Der Sonnentempel führt seine Geschichte auf die Wiederbelebung der Tempelritter (ein im 12. Jahrhundert gegründeter militärisch-religiöser Orden, der 1312 auf päpstlichen Befehl hin aufgelöst wurde) in den Jahren nach der Französischen Revolution zurück. Im Jahr 1805 versuchte Bernard-Raymond Fabré-Palaprat, der sich als Oberhaupt der Tempelritter ausgab, den Orden wieder ins Leben zu rufen. Seine Gruppe spaltete sich in zahlreiche Fraktionen auf, von denen einige den Glauben an ein bevorstehendes Ende der Welt entwickelten. Vor der Gründung des Sonnentempels gehörte Jouret einem Nachkommen einer dieser Gruppierungen an, dem Erneuerten Orden des Tempels.

Ein wesentlicher Bestandteil der Lehren des Sonnentempels war der Glaube, dass die Erde Mitte der 1990er Jahre eine weltweite Katastrophe erleben würde. In Erwartung dieses apokalyptischen Ereignisses glaubten die Mitglieder, es sei notwendig, eine höhere spirituelle Ebene zu betreten.

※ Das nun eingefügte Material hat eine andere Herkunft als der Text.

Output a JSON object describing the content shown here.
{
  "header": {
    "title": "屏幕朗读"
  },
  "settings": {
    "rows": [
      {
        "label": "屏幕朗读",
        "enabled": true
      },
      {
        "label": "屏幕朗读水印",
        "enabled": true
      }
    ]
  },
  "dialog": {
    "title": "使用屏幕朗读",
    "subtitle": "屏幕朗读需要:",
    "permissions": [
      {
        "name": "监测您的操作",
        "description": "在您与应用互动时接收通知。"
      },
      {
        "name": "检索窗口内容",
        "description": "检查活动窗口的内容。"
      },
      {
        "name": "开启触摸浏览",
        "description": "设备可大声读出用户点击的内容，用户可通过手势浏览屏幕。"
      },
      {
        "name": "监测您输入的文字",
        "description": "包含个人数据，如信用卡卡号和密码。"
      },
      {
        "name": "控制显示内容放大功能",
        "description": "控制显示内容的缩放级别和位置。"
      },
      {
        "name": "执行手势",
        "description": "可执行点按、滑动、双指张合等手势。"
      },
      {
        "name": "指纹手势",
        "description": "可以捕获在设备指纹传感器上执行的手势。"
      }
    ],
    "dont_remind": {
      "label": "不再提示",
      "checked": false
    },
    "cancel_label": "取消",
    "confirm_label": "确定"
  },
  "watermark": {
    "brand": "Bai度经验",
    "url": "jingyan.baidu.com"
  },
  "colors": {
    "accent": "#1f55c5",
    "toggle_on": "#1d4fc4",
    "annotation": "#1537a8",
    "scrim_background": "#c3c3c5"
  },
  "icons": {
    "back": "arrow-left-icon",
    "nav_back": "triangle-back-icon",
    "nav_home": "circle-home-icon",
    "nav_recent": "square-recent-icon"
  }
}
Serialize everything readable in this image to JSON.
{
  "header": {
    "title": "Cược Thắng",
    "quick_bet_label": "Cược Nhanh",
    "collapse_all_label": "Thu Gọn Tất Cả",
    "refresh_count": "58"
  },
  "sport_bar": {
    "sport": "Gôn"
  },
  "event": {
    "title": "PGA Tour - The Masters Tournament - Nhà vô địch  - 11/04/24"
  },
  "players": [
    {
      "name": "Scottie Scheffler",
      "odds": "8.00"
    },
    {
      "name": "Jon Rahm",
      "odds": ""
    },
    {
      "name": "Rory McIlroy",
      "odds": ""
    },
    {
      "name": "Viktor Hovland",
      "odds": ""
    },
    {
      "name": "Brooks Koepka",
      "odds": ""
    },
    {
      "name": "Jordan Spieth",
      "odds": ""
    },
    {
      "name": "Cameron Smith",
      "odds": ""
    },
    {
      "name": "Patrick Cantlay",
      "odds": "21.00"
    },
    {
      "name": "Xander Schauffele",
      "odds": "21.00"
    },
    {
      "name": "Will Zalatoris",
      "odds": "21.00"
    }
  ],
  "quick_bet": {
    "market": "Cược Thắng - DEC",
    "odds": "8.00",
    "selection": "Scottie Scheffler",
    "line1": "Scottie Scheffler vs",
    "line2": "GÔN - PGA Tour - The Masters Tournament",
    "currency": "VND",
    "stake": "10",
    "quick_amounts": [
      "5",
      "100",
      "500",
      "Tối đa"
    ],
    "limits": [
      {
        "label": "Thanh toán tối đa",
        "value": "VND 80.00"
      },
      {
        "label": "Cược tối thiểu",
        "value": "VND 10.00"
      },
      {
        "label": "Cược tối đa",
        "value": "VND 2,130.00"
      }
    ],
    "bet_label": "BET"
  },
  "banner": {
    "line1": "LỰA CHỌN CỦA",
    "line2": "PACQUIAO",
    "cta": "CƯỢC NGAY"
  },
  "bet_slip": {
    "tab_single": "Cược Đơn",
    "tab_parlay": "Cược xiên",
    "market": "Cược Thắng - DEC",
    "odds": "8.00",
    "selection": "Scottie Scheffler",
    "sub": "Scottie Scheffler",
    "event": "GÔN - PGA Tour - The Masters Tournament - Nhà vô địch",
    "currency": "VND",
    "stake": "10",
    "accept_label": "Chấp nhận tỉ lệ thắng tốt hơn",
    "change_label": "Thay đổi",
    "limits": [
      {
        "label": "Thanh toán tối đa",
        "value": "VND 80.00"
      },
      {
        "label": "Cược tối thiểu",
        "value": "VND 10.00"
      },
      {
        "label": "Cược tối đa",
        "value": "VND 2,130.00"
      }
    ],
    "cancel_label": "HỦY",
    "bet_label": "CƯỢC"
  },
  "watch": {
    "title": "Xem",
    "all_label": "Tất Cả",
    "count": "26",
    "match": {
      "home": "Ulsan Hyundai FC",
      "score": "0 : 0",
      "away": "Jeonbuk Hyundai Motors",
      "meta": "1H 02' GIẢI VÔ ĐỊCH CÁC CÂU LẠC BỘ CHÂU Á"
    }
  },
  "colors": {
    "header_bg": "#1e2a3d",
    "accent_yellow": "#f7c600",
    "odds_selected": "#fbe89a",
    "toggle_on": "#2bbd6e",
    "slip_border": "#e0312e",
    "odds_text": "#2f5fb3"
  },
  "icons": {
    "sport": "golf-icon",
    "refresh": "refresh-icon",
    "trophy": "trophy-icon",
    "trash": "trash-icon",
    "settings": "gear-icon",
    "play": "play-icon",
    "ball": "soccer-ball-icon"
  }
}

So wurden am 4. und 5. Oktober 1994 53 Mitglieder des Sonnentempels in Kanada und der Schweiz ermordet oder begingen Selbstmord, und die Gebäude, in denen sie starben, wurden in Brand gesetzt. Ein Jahr später nahmen sich weitere 16 Mitglieder das Leben, und 5 weitere starben auf ähnliche Weise im März 1997.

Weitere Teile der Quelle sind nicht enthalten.